Gib dem Sonntag einen Sinn
“Wenn du nicht kriegst, was du dir wünschst, Honig, wünsch dir, was du kriegst.”
kabarett.at
Liebes Tagebuch. Der Sonntag war schön. Ich war im Orpheum und habe viel gelernt. Unter anderem, dass Meerschweinchen zu Homosexualität tendieren. Dass Tausendfüßler für “Universum” synchronisiert werden müssen. Welches Verwandschaftsverhältnis der Steinpilz mit dem Fußpilz pflegt. Wann und wo die Stunde des Frottierers schlägt. Dass es eine nach Boris Becker benannte Schneckenart gibt. Dass Quarks ihre Energie aus Sehnsucht beziehen. Was “Hoa-Zwitzler” und “Knedl-Reida” sind. Und dass der Wolf keine Magensäure hat. Zumindest nicht in Gegenden, wo eine Geiß mit Schere, Nadel und Faden hantieren kann. In Märchen gelten eben andere Naturgesetze.

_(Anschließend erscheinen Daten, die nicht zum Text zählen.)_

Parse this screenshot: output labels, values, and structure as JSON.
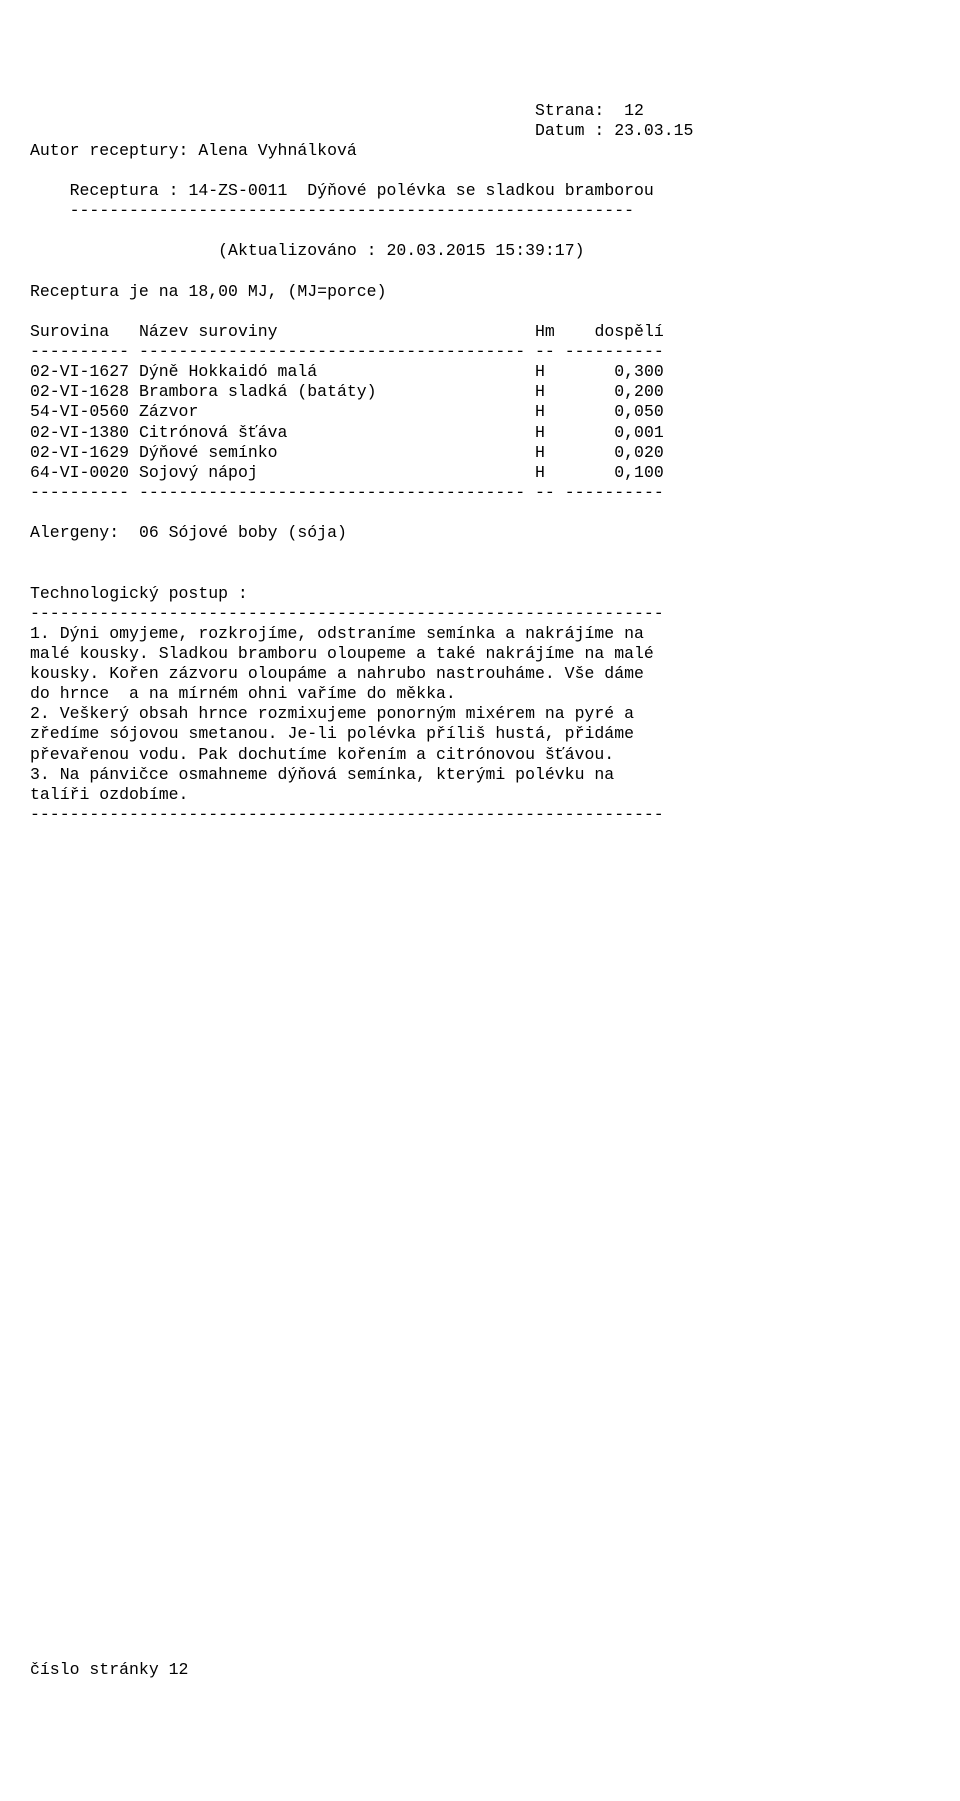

“Weil, warum”: Ex-Ostbahn-Kurti Willi Resetarits und Projekt-X-Leiter Gerald Votava laden ab sofort an jedem Sonntag zu einer verspäteten Matinée (ab 13:00 Uhr) ins Wiener “Orpheum”, in dessen Verlauf sie nicht nur in sehr entspannter Manier Lehrreiches und Lustiges zu einem ausufernd amüsanten Dialog verknüpfen, sie singen auch ganz wunderbare Lieder. Falsch. Sie singen auch Lieder, die man bisher womöglich nicht für so wunderbar gehalten hat. Aber auf eine Art und Weise, dass sich deren Originalinterpreten allesamt in die Ecke stellen und schämen sollten. Nicht zuletzt dank der gefühlvoll jazzigen Instrumentierung durch das “Guggenbichler-Trio”.
“Wenn du nicht kriegst, was du dir wünschst, Honig, wünsch dir, was du kriegst.”
Nichts leichter als das. War einem ja bis vor kurzem noch gar nicht bewusst, dass man sich so einen Nachmittag hätte wünschen können. Wann immer die dargebotene Unterhaltung einer wissenschaftlichen Basis oder Bereicherung bedarf, ist der Falter-Kolumnist und ganz offenbar General-Gelehrte Peter Iwaniewicz als Fachmann für alle Fälle zur Stelle und glänzt mit seinem prägnant formulierten, geballten Wissen. Dann darf das Gespräch wieder weiter wuchern, seine sagenhaften Blüten treiben und auf einem gut vorbereiteten Gerüst seine subtil-komischen, improvisierte Kapriolen vollführen.
Während Resetarits vom “Chefsessel” aus augenzwinkernd räsoniert, sinniert und vor keinem Kalauer zurückschreckt (Iwaniewicz : “Silberfischchen sind Ur-Tierchen.” – Resetaris : “Die wissen also immer, wie spät es ist.”), räkelt sich Votava im Seidenpyjama – “aus eigener Zucht” – auf einer Kunstledercouch, streut schräge Ansichten ein und schlüpft in bester “Projekt-X”-Tradition gelegentlich in andere Rollen und Kostüme. Als Schnupfenbazille legt er einen wahrhaft atemberaubenden Ausdruckstanz hin und als abgeklärtes Silberfischchen stimmt er den Titelsong der TV-Serie “Es war einmal – der Mensch” an. 1000 Jahre sind ein Tag – und drei Stunden vergehen wie im Flug.
Resetarits und Votava sind der Heinz und der Conrads der Zukunft. Beides keine Freunde der schnellen Pointe, aber große Meister im fast schon bedächtigen Vorexerzieren origineller Gedankengänge, die den Zuhörer vom ganz Kleinen ins ganz Große und wieder retour führen. Eine private, poetische und populärwissenschaftliche Verplauderei, gespickt mit Nonsens, Aberwitz und musikalischen Perlen. So simpel und so schön. Und eine so ur-wienerische Unterhaltungsform, dass die beiden eigentlich stante pede zu Botschaftern der Bundeshauptstadt ernannt werden müssten. Der Sonntag hat endlich wieder einen Sinn.